Amazon RDS
Amazon Relational Database Service (RDS) makes it easy to set up, operate, and scale relational databases in the cloud. It handles routine database tasks like provisioning, patching, backup, recovery, and scaling.
Supported Engines
| Engine | Notes |
|---|---|
| PostgreSQL | Our preferred choice for most applications |
| MySQL | Widely supported, good community |
| MariaDB | MySQL-compatible, open-source focused |
| Oracle | Enterprise workloads, licensing options |
| SQL Server | Microsoft ecosystem integration |
| Aurora | AWS's cloud-native MySQL/PostgreSQL compatible |
Key Features
- Automated backups: Point-in-time recovery up to 35 days
- Multi-AZ deployments: Automatic failover for high availability
- Read replicas: Scale read workloads and provide disaster recovery
- Encryption: At-rest encryption via KMS
- Performance Insights: Database performance monitoring
RDS vs Aurora
| Aspect | RDS | Aurora |
|---|---|---|
| Performance | Standard | 3-5x MySQL, 2x PostgreSQL |
| Storage | EBS-based | Distributed, auto-scaling |
| Replication | Async | Low-latency, up to 15 replicas |
| Failover | 60-120 seconds | ~30 seconds |
| Cost | Lower baseline | Higher, but often better value |
What We Like
- Managed operations: No more late-night patching
- Reliability: Multi-AZ provides excellent uptime
- Familiar: Standard database engines, standard SQL
- Security: VPC isolation, encryption, IAM authentication
What We Don't Like
- Less control: Can't access the underlying OS
- Cost: More expensive than self-managed for large deployments
- Scaling limits: Vertical scaling requires downtime (Multi-AZ helps)

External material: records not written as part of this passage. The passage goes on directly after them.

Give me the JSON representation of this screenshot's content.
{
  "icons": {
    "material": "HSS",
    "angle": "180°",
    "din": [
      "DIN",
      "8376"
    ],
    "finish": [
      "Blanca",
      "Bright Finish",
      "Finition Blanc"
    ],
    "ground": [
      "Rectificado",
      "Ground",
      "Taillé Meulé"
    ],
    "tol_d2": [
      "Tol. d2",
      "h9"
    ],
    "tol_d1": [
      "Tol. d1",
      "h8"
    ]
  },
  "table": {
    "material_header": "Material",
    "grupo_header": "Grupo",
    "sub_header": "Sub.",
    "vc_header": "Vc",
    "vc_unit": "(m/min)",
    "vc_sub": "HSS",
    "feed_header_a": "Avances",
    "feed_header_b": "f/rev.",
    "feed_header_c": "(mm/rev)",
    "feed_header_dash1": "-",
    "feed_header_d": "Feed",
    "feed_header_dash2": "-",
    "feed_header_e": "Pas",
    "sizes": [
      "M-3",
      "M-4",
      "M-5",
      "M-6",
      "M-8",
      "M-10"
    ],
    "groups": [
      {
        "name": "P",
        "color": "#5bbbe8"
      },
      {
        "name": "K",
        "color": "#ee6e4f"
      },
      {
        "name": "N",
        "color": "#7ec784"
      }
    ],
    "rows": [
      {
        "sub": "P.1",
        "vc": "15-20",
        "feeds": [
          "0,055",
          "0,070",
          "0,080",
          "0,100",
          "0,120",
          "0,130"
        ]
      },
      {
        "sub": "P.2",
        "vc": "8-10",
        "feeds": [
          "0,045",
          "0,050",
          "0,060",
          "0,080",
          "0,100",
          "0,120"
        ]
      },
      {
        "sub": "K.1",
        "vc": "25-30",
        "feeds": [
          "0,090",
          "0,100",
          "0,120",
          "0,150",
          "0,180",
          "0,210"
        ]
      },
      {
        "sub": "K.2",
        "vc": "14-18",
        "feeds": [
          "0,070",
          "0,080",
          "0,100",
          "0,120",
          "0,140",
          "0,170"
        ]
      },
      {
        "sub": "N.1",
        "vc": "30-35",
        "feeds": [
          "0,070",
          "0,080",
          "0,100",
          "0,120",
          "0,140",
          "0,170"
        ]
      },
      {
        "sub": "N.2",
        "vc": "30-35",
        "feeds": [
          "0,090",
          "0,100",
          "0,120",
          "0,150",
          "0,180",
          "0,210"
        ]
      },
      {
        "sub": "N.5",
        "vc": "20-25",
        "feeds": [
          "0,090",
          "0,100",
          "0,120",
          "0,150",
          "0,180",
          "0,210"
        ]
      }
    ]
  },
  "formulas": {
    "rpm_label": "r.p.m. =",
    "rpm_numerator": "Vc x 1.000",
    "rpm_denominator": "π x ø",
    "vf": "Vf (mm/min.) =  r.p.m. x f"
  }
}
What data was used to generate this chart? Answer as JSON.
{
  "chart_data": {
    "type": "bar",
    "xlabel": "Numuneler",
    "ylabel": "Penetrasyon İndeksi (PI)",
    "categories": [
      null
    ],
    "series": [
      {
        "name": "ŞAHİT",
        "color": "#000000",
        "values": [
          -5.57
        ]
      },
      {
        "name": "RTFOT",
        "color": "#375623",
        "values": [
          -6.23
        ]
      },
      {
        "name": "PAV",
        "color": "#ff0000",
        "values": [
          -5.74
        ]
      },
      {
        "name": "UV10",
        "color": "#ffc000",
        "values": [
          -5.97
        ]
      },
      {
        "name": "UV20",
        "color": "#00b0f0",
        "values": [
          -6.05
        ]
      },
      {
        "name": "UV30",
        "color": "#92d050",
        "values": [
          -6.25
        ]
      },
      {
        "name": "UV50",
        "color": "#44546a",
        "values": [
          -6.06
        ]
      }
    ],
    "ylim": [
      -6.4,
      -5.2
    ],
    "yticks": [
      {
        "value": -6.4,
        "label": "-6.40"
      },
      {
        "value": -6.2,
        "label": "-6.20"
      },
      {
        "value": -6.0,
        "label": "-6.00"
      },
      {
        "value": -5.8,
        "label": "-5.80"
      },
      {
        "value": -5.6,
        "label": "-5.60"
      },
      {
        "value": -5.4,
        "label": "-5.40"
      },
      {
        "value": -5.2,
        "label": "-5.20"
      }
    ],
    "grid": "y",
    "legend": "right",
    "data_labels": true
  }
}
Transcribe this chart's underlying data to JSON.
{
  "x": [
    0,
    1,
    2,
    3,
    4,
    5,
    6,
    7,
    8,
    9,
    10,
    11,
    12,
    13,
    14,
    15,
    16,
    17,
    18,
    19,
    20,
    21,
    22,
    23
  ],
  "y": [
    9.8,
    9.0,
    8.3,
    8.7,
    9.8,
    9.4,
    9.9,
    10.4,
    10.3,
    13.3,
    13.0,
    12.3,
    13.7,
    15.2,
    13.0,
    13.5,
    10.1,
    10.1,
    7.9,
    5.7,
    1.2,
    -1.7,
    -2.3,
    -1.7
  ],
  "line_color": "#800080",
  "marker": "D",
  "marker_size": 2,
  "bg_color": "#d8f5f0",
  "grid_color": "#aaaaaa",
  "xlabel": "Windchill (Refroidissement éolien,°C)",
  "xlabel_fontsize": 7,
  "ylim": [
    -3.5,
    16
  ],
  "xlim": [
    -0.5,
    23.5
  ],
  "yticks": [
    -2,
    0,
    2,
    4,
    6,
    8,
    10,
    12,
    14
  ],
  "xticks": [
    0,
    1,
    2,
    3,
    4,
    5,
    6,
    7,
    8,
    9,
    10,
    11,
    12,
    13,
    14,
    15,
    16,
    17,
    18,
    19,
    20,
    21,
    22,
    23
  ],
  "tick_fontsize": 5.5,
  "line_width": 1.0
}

- Aurora migration: Moving from RDS to Aurora can be complex
When to Use RDS
RDS is ideal when:
- You need a traditional relational database
- You want managed operations without infrastructure concerns
- Your workload fits a single database instance (with read replicas if needed)
For massive scale or complex access patterns, consider DynamoDB. For analytics, consider Athena or Redshift.